One of the films that have left an impressive mark on festivals worldwide during the last year is Leviathan. The film won one of the main awards at last year’s CPH:DOX – the New Vision Award. As brutal as a black metal concert, as dramatic as Melville’s novel, and as grotesque as all the biblical plagues served in one go – and yet it’s merely about a nocturnal excursion on a fishing trawler. The boat creaks and rattle, as the black-green water lashes its sides and seagulls fight over the severed fish heads that are rolling around its floor, while yet another netload is heaved aboard. The directing duo Lucien Castaing-Taylor and Véréna Paravel have installed small cameras everywhere on the boat, and they paint the drama of life and death with impasto layers. But they do not use abstraction for abstraction’s sake. Leviathan is also an anthropological study of man’s relationship to nature and the confrontation with ‘raw life’, towards a realisation that we may only have access to through the basic elements of the film medium: light, colour, sound, darkness. A highly physical but nonetheless transcendental total experience.
AI WEIWEI: THE FAKE CASE
Director Andreas Johnsen,
Denmark, 2013, 86 min.
The efforts of the Chinese authorities to effectively gag the anti-government critic Ai Weiwei provides a good example of what not to do – at least not when your target has, on several occasions, been proclaimed the most significant contemporary artist in the world. The news of Ai Weiwei’s just under three-month-long imprisonment on obscure tax evasion charges went global and met with a barrage of criticism from the international community. It also brought his criticism of the authoritarian Chinese administration to the attention of a global audience. The Fake Case starts where last year’s film portrait Never Sorry left off – the point at which Ai Weiwei has been released and is awaiting the conclusion of a Kafka-esque parody of a trial from his home-cum-studio in Beijing. The Danish documentary filmmaker Andreas Johnsen is with him in the eye of the storm. The invisible threat from the authorities constantly lurking in the background is a heavy burden that is born with a stoic calm by Ai Weiwei himself – he is more concerned with creating new works and Skyping with the outside world – until he lashes out at a police surveillance agent who physically assaulted one of his assistants. And the people are on his side: in an utterly magical moment, bank notes folded into paper planes sail in over the wall of his compound; symbolic icons of support during the trial. Ai Weiwei has the courage of his convictions and an enduring will to facilitate their expression – after seeing The Fake Case one can only admire him for that. Over the course of the last ten years, Johnsen, with his special brand of global insight into the relationship between art, music and political activism, has distinguished himself as an immensely productive independent director, with a long-standing track record of having (at least) one film at CPH:DOX per year.

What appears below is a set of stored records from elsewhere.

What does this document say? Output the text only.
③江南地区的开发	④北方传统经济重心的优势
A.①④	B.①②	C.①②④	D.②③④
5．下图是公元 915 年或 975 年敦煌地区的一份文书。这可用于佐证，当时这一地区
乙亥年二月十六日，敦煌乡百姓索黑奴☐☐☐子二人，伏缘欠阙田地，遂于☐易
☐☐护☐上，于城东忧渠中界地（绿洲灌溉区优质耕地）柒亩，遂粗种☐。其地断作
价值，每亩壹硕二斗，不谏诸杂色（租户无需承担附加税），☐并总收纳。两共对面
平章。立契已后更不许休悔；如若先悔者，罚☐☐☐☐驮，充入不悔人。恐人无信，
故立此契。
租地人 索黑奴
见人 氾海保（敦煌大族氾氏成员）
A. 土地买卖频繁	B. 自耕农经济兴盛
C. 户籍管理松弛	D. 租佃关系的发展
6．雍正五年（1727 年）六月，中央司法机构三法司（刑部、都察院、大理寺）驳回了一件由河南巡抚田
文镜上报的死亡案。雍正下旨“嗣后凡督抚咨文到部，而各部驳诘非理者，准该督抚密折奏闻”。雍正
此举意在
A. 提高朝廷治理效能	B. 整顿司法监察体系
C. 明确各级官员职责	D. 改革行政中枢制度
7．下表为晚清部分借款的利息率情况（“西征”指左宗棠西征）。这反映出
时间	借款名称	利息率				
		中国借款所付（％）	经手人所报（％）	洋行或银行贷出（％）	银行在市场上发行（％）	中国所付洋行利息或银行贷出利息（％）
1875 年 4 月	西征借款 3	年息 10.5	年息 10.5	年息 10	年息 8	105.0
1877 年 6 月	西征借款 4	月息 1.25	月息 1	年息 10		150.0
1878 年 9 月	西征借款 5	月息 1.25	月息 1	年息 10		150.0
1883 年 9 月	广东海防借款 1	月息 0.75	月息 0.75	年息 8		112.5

This number is sure to rise in the future.
THE LAST TIME I SAW MACAO
Director João Pedro Rodrigues, João Rui Guerra da Mata,
Portugal, 2012, 82 min.
… and the prize for the past year’s most stylish opening scene goes to: The Last Time I Saw Macao, where a sexy drag queen in a close fitting silk dress lip-syncs to the B-movie icon Jane Russell’s‘You Kill Me’ in front of a cage full of tigers. This is only the beginning of a semi-documentary meta noir, whose labyrinthine story unfolds in the neon-lit underworld of the former Portuguese colony Macao. This is where, Joao Rui Guerra da Mata grew up, and he now returns to the city on a double mission: to save his transgender friend Cindy, who has become embroiled in a mysterious and deadly affair, and to make one of the most distinctive and innovative essay films of recent times together with his partner Joao Pedro Rodrigues.
The two Joaos are a “must watch” in the years to come._
Tine Fischer
Founder and director of the international film festival CPH:DOX, director of DOX:LAB, an international talent development and production program, and CPH:FORUM an international co-production and financing forum.